Als reizen een religie is, dan is de Lonely Planet-reeks de bijbel. Wellicht zul je als lezer door het lezen van Do Travel Writers Go to Hell? van Thomas Kohnstamm enigszins van je geloof af vallen. In dit humoristische non-fictie werk prikt hij de mythe door van de alwetende reisgids.
Hoewel de auteur het op het eerste gezicht prima voor elkaar heeft (een goede baan, een lieve vriendin die van hem houdt), besluit hij het roer om te gooien. Hij neemt een opdracht van Lonely Planet (LP) aan: hij gaat de gids van noordoost-Brazilië updaten.

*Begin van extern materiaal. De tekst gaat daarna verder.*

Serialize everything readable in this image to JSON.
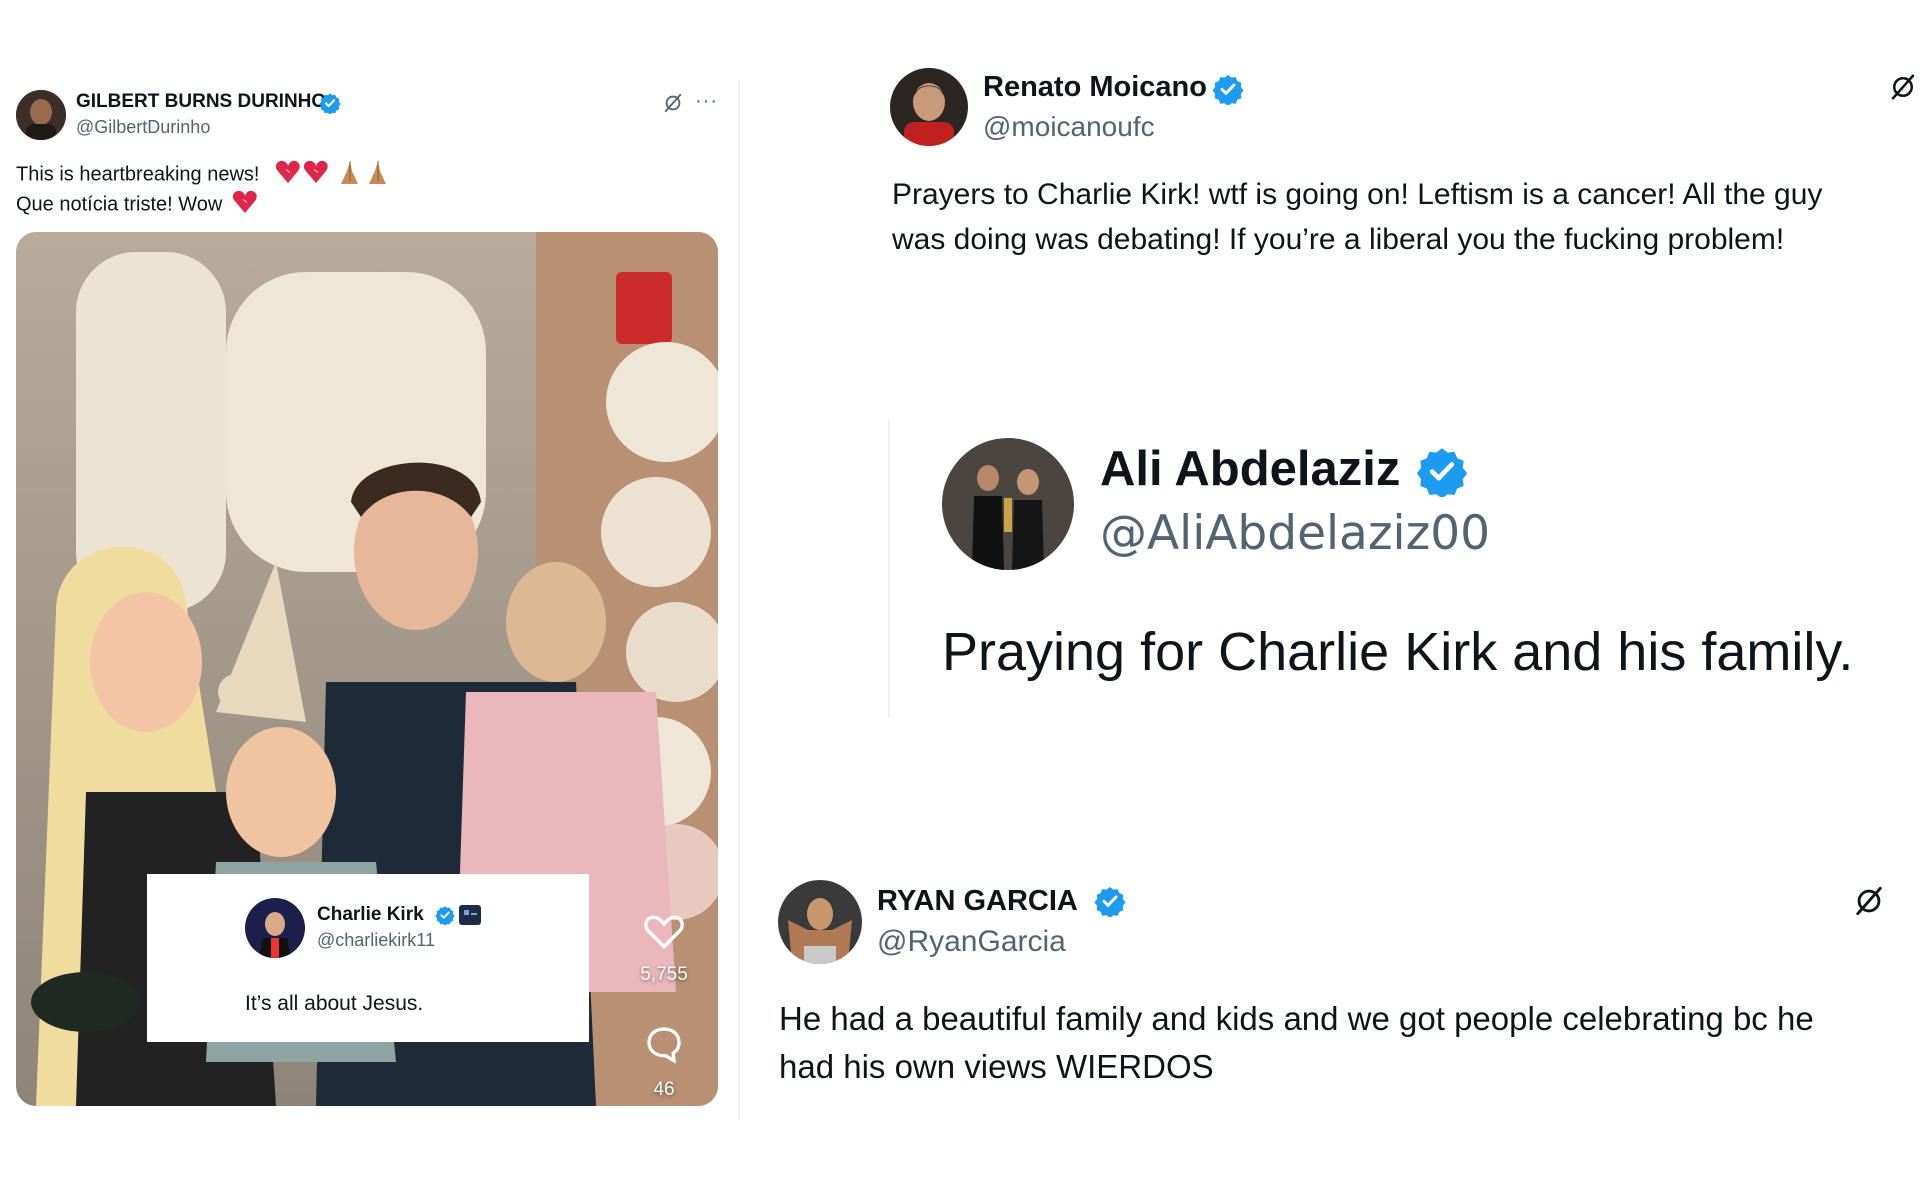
{
  "colors": {
    "verified": "#1d9bf0",
    "text": "#0f1419",
    "secondary": "#536471",
    "emoji_red": "#e0244a",
    "hands": "#c98b55"
  },
  "post_gilbert": {
    "name": "GILBERT BURNS DURINHO",
    "handle": "@GilbertDurinho",
    "line1": "This is heartbreaking news!",
    "line2": "Que notícia triste! Wow",
    "icons": [
      "grok-icon",
      "more-icon",
      "broken-heart-icon",
      "folded-hands-icon"
    ],
    "more": "···",
    "embedded": {
      "name": "Charlie Kirk",
      "handle": "@charliekirk11",
      "text": "It’s all about Jesus.",
      "likes": "5,755",
      "comments": "46"
    }
  },
  "post_renato": {
    "name": "Renato Moicano",
    "handle": "@moicanoufc",
    "line1": "Prayers to Charlie Kirk! wtf is going on! Leftism is a cancer! All the guy",
    "line2": "was doing was debating! If you’re a liberal you the fucking problem!"
  },
  "post_ali": {
    "name": "Ali Abdelaziz",
    "handle": "@AliAbdelaziz00",
    "text": "Praying for Charlie Kirk and his family."
  },
  "post_ryan": {
    "name": "RYAN GARCIA",
    "handle": "@RyanGarcia",
    "line1": "He had a beautiful family and kids and we got people celebrating bc he",
    "line2": "had his own views WIERDOS"
  }
}
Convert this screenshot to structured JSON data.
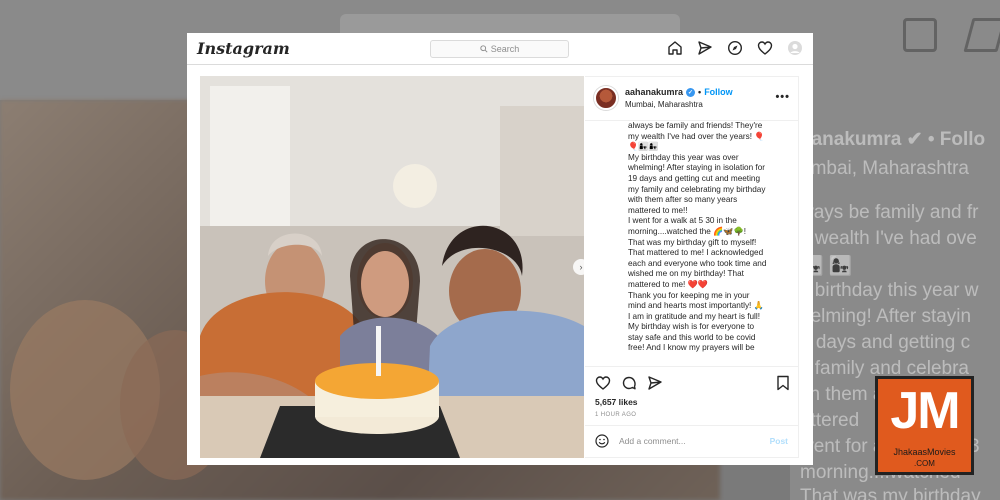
{
  "app": {
    "logo": "Instagram"
  },
  "nav": {
    "search_placeholder": "Search",
    "search_icon": "search-icon"
  },
  "post": {
    "username": "aahanakumra",
    "follow_label": "Follow",
    "separator": "•",
    "location": "Mumbai, Maharashtra",
    "more_label": "•••",
    "caption_lines": [
      "always be family and friends! They're",
      "my wealth I've had over the years! 🎈",
      "🎈👩‍👧👩‍👧",
      "My birthday this year was over",
      "whelming! After staying in isolation for",
      "19 days and getting cut and meeting",
      "my family and celebrating my birthday",
      "with them after so many years",
      "mattered to me!!",
      "I went for a walk at 5 30 in the",
      "morning....watched the 🌈🦋🌳!",
      "That was my birthday gift to myself!",
      "That mattered to me! I acknowledged",
      "each and everyone who took time and",
      "wished me on my birthday! That",
      "mattered to me! ❤️❤️",
      "Thank you for keeping me in your",
      "mind and hearts most importantly! 🙏",
      "I am in gratitude and my heart is full!",
      "My birthday wish is for everyone to",
      "stay safe and this world to be covid",
      "free! And I know my prayers will be"
    ],
    "likes": "5,657 likes",
    "time": "1 HOUR AGO",
    "comment_placeholder": "Add a comment...",
    "post_label": "Post",
    "carousel_arrow": "›"
  },
  "watermark": {
    "letters": "JM",
    "name": "JhakaasMovies",
    "suffix": ".COM"
  },
  "background": {
    "blur_lines": [
      "hanakumra ✔ • Follo",
      "umbai, Maharashtra",
      "ways be family and fr",
      "y wealth I've had ove",
      "👩‍👧 👩‍👧",
      "y birthday this year w",
      "helming! After stayin",
      "9 days and getting c",
      "y family and celebra",
      "ith them after so ma",
      "attered",
      "went for a walk at 5 3",
      "morning....watched",
      "That was my birthday"
    ]
  },
  "colors": {
    "link": "#0095f6",
    "verified": "#3897f0",
    "watermark": "#e05a1e"
  }
}
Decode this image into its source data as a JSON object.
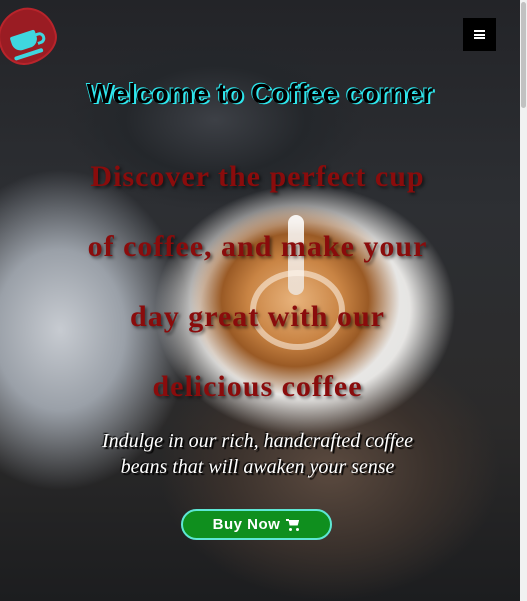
{
  "header": {
    "logo_icon": "coffee-cup-icon",
    "menu_icon": "hamburger-menu-icon"
  },
  "hero": {
    "welcome": "Welcome to Coffee corner",
    "headline_lines": [
      "Discover the perfect cup",
      "of coffee, and make your",
      "day great with our",
      "delicious coffee"
    ],
    "tagline_lines": [
      "Indulge in our rich, handcrafted coffee",
      "beans that will awaken your sense"
    ],
    "buy_button": {
      "label": "Buy Now",
      "icon": "shopping-cart-icon"
    }
  },
  "colors": {
    "logo_bg": "#9a1c23",
    "logo_cup": "#3fd6df",
    "welcome_shadow": "#2ee7ee",
    "headline": "#8a0c0c",
    "buy_button_bg": "#0f8f1e",
    "buy_button_border": "#5ee7d4"
  }
}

Het werk is een race tegen de klok. Een onmogelijke deadline hangt als een zwaard van Damocles boven zijn hoofd. Het budget waarmee LP hem afscheept is belachelijk klein. Toch probeert Kohnstamm naar eer en geweten zich van zijn taak te kwijten. Als een idioot reist hij stad en land af, checkt hij bustijden en bezoekt hij restaurants, alleen maar om aan het einde van de dag tot de conclusie te komen dat het een mission impossible is. Als lezer leef je en stress je met hem mee en vraag je je af wat die reisgidsen eigenlijk waard zijn die je in de kast hebt staan.
Het boek is doorspekt met hilarische voorvallen en sores waarmee een backpacker te maken heeft. Kohnstamm interpreteert noodgedwongen de spelregels (een LP-auteur mag geen gunsten aannemen in ruil voor een positieve beoordeling) naar eigen inzicht: hij mag wel gunsten aannemen, maar dat leidt niet per sé tot een positief oordeel.
Hoe humoristisch het boek ook geschreven is, de auteur raakt wel een teer punt. De reisgidsenwereld is uitgegroeid tot een miljoenenindustrie. Je realiseert je dat reisgidsen – niet alleen LP – niet de kwaliteit bieden die ze pretenderen te hebben. Een reisgids blijkt niet meer dan een verzameling willekeur, toevalligheden en onzorgvuldigheden.
Overigens is Kohnstamms boek geen aanklacht tegen reisgidsen. Hij wijst alleen op de beperkingen. Na noordoost-Brazilië heeft hij met veel plezier nog een aantal andere reisgidsen ‘gedaan’.